Mon école ? Fake it until you make it.” Demi Moore

L’actrice de Charlie’s Angels : Les Anges se déchaînent ! (2003) en a profité pour rappeler qu’à ses débuts à Hollywood, elle n’avait pas pris de cours de théâtre. Son école ? “Fake it until you make it (“Fais semblant jusqu’à ce que ça marche).

Apprendre a toujours été son mantra. Elle a notamment suivi un entraînement acharné pour incarner une Navy SEAL dans À armes égales (1997) et a beaucoup travaillé (notamment sur son corps) pour devenir une mère qui, pour récupérer la garde de sa fille, s’improvise danseuse dans un club dans Striptease (1996), le film qui fera d’elle l’actrice la mieux payée d’Hollywood à l’époque. “L’une des plus belles choses lorsqu’on est actrice, c’est de se plonger dans la peau et la vie de quelqu’un d’autre. L’évolution personnelle est mon premier métier. Et la partie la plus joyeuse de mon boulot a été, par exemple, de m’exercer pour être Navy SEAL. Même si je ne pourrais pas mener leur vie au quotidien, ça ouvre des perspectives.”

La star de Proposition indécente (1993) et Harcèlement (1994) a aussi beaucoup appris en regardant les autres pour savoir comment atteindre une émotion. Car à ses débuts, elle se sentait parfois perdue. “En regardant Tom Cruise et Jack Nicholson, j’étudiais comment ils faisaient. Je me souviens d’une scène, sur le tournage du film Des hommes d’honneur (1992) où Jack Nicholson était hors-champ. Le réalisateur, Rob Reiner, filmait le tribunal alors que l’acteur se tenait à la barre. Même sans caméra pointée sur lui, il donnait tout, si bien qu’à la fin de la journée, il n’avait presque plus de voix. Cette générosité, à un tel niveau de notoriété, m’a marquée : il était présent pour tous les acteurs, afin que chacun donne le meilleur de lui-même. Son plus beau cadeau, ce n’était pas son interprétation, mais sa générosité.

Demi Moore et Bruce Willis au Planet Hollywood de Costa Mesa, en Californie, le 23 octobre 1992. Photo par Ron Davis/Getty Images.
Demi Moore et Bruce Willis au Planet Hollywood de Costa Mesa, en Californie, le 23 octobre 1992. Photo par Ron Davis/Getty Images.

Demi Moore, Brat girl avant l’heure

Avant que le mot Brat ne devienne l’expression de l’année grâce à Charli xcx, Demi Moore a fait partie, dans les années 80 du Brat Pack, un groupe d’acteurs américains stars de films destinés à un jeune public. Parmi eux, figurent Emilio Estevez, Rob Lowe, Molly Ringwald ou encore Ally Sheedy.

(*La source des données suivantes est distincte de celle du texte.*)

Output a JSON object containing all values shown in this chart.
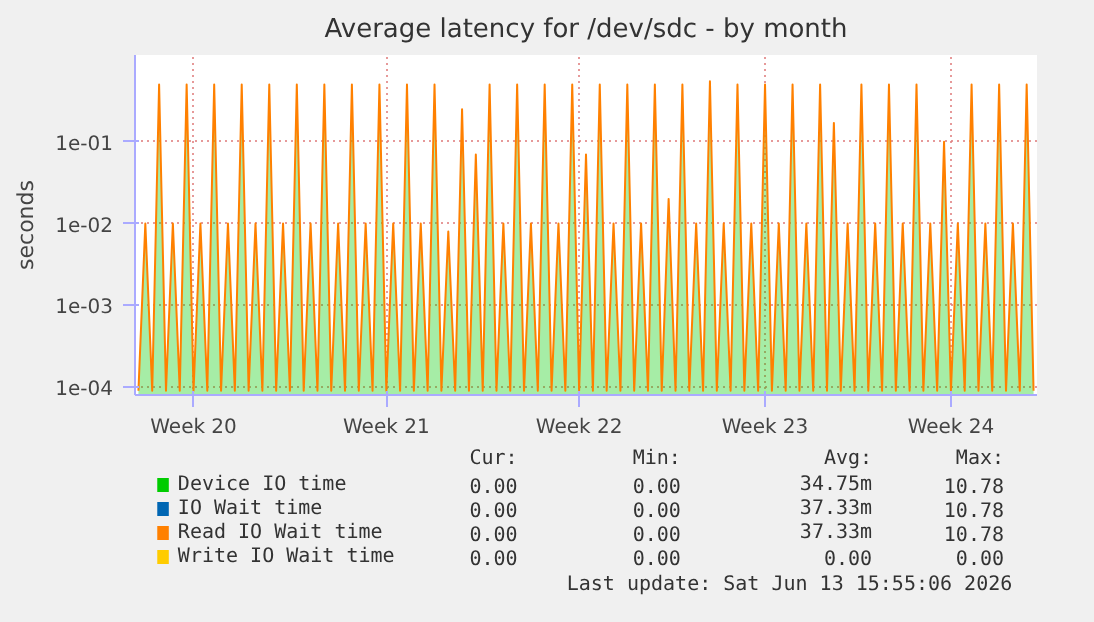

Demetria Gene Guynes (de son vrai nom) explique : “C’était un bon mot inventé par un journaliste (en référence au Rat Pack de Frank Sinatra dans les sixties, ndlr), lorsqu’il était de sortie avec trois acteurs appartenant à ce groupe. Nous n’aimions pas être qualifiés de Brats (sales gosses) car nous avions une vingtaine d’années et nous voulions être pris au sérieux. Et non vus comme des garnements. Je me suis aperçue, en voyant le documentaire Brats d’Andrew McCarthy, qu’au lieu de nous rapprocher, cette appellation nous a éloignés. Car chacun de nous a voulu se défaire de cette image qui pouvait être vexante. Mais on devrait tous se retrouver bientôt pour un projet concernant le Brat Pack.

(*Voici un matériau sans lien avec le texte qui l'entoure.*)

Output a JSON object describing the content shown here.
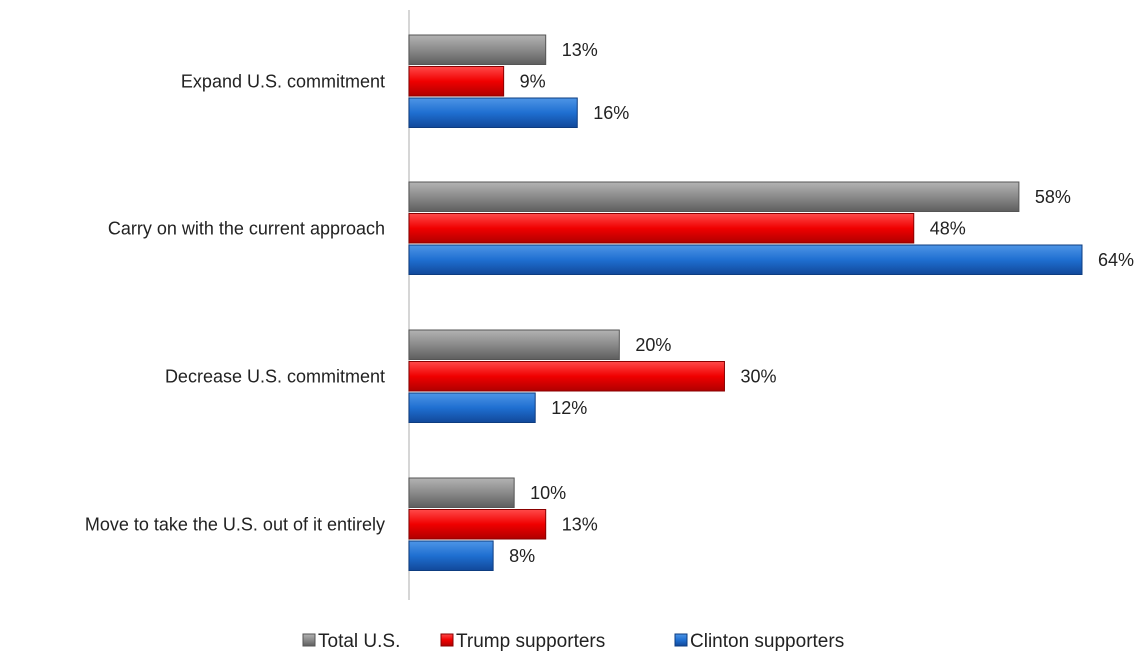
{
  "chart_data": {
    "type": "bar",
    "orientation": "horizontal",
    "categories": [
      "Expand U.S. commitment",
      "Carry on with the current approach",
      "Decrease U.S. commitment",
      "Move to take the U.S. out of it entirely"
    ],
    "series": [
      {
        "name": "Total U.S.",
        "color": "#7f7f7f",
        "values": [
          13,
          58,
          20,
          10
        ]
      },
      {
        "name": "Trump supporters",
        "color": "#ff0000",
        "values": [
          9,
          48,
          30,
          13
        ]
      },
      {
        "name": "Clinton supporters",
        "color": "#1f6fd1",
        "values": [
          16,
          64,
          12,
          8
        ]
      }
    ],
    "value_suffix": "%",
    "xlim": [
      0,
      64
    ],
    "grid": false,
    "legend_position": "bottom"
  }
}
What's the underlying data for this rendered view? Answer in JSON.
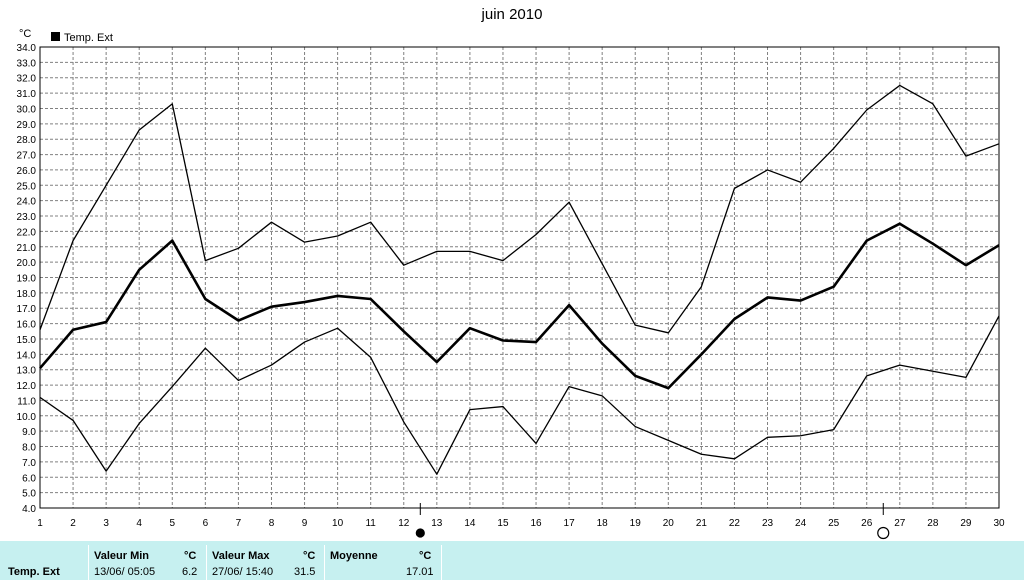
{
  "chart_data": {
    "type": "line",
    "title": "juin 2010",
    "ylabel": "°C",
    "ylim": [
      4.0,
      34.0
    ],
    "y_step": 1.0,
    "x": [
      1,
      2,
      3,
      4,
      5,
      6,
      7,
      8,
      9,
      10,
      11,
      12,
      13,
      14,
      15,
      16,
      17,
      18,
      19,
      20,
      21,
      22,
      23,
      24,
      25,
      26,
      27,
      28,
      29,
      30
    ],
    "grid": true,
    "legend": "top-left",
    "legend_label": "Temp. Ext",
    "series": [
      {
        "role": "max",
        "style": "thin",
        "values": [
          15.6,
          21.4,
          25.0,
          28.6,
          30.3,
          20.1,
          20.9,
          22.6,
          21.3,
          21.7,
          22.6,
          19.8,
          20.7,
          20.7,
          20.1,
          21.8,
          23.9,
          19.9,
          15.9,
          15.4,
          18.4,
          24.8,
          26.0,
          25.2,
          27.4,
          29.9,
          31.5,
          30.3,
          26.9,
          27.7
        ]
      },
      {
        "role": "mean",
        "style": "bold",
        "values": [
          13.1,
          15.6,
          16.1,
          19.5,
          21.4,
          17.6,
          16.2,
          17.1,
          17.4,
          17.8,
          17.6,
          15.5,
          13.5,
          15.7,
          14.9,
          14.8,
          17.2,
          14.7,
          12.6,
          11.8,
          14.0,
          16.3,
          17.7,
          17.5,
          18.4,
          21.4,
          22.5,
          21.2,
          19.8,
          21.1
        ]
      },
      {
        "role": "min",
        "style": "thin",
        "values": [
          11.2,
          9.7,
          6.4,
          9.5,
          11.9,
          14.4,
          12.3,
          13.3,
          14.8,
          15.7,
          13.8,
          9.6,
          6.2,
          10.4,
          10.6,
          8.2,
          11.9,
          11.3,
          9.3,
          8.4,
          7.5,
          7.2,
          8.6,
          8.7,
          9.1,
          12.6,
          13.3,
          12.9,
          12.5,
          16.5
        ]
      }
    ],
    "markers": [
      {
        "symbol": "filled-circle",
        "x": 12.5
      },
      {
        "symbol": "open-circle",
        "x": 26.5
      }
    ]
  },
  "stats": {
    "row_label": "Temp. Ext",
    "min": {
      "header": "Valeur Min",
      "unit": "°C",
      "datetime": "13/06/  05:05",
      "value": "6.2"
    },
    "max": {
      "header": "Valeur Max",
      "unit": "°C",
      "datetime": "27/06/  15:40",
      "value": "31.5"
    },
    "avg": {
      "header": "Moyenne",
      "unit": "°C",
      "value": "17.01"
    }
  },
  "colors": {
    "panel": "#c6f0f0",
    "line": "#000000",
    "grid": "#808080"
  }
}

Avec le recul, le terme Brat sied pourtant parfaitement à Demi Mo(o)re, une actrice qui ne fait pas les choses à moitié, n’ayant jamais eu peur de s’afficher avec un homme plus jeune (celle qui a partagé la vie de Bruce Willis a vécu une histoire d’amour avec Ashton Kutcher), de se mettre à nu et de se raser la tête pour un thriller militaire. Bref, une femme libre, qui, avec The Substance, continue, à 61 ans, de défrayer la chronique et de bousculer les préjugés.

The Substance (2024) de Coralie Fargeat, avec Demi Moore et Margaret Qualley, actuellement au cinéma.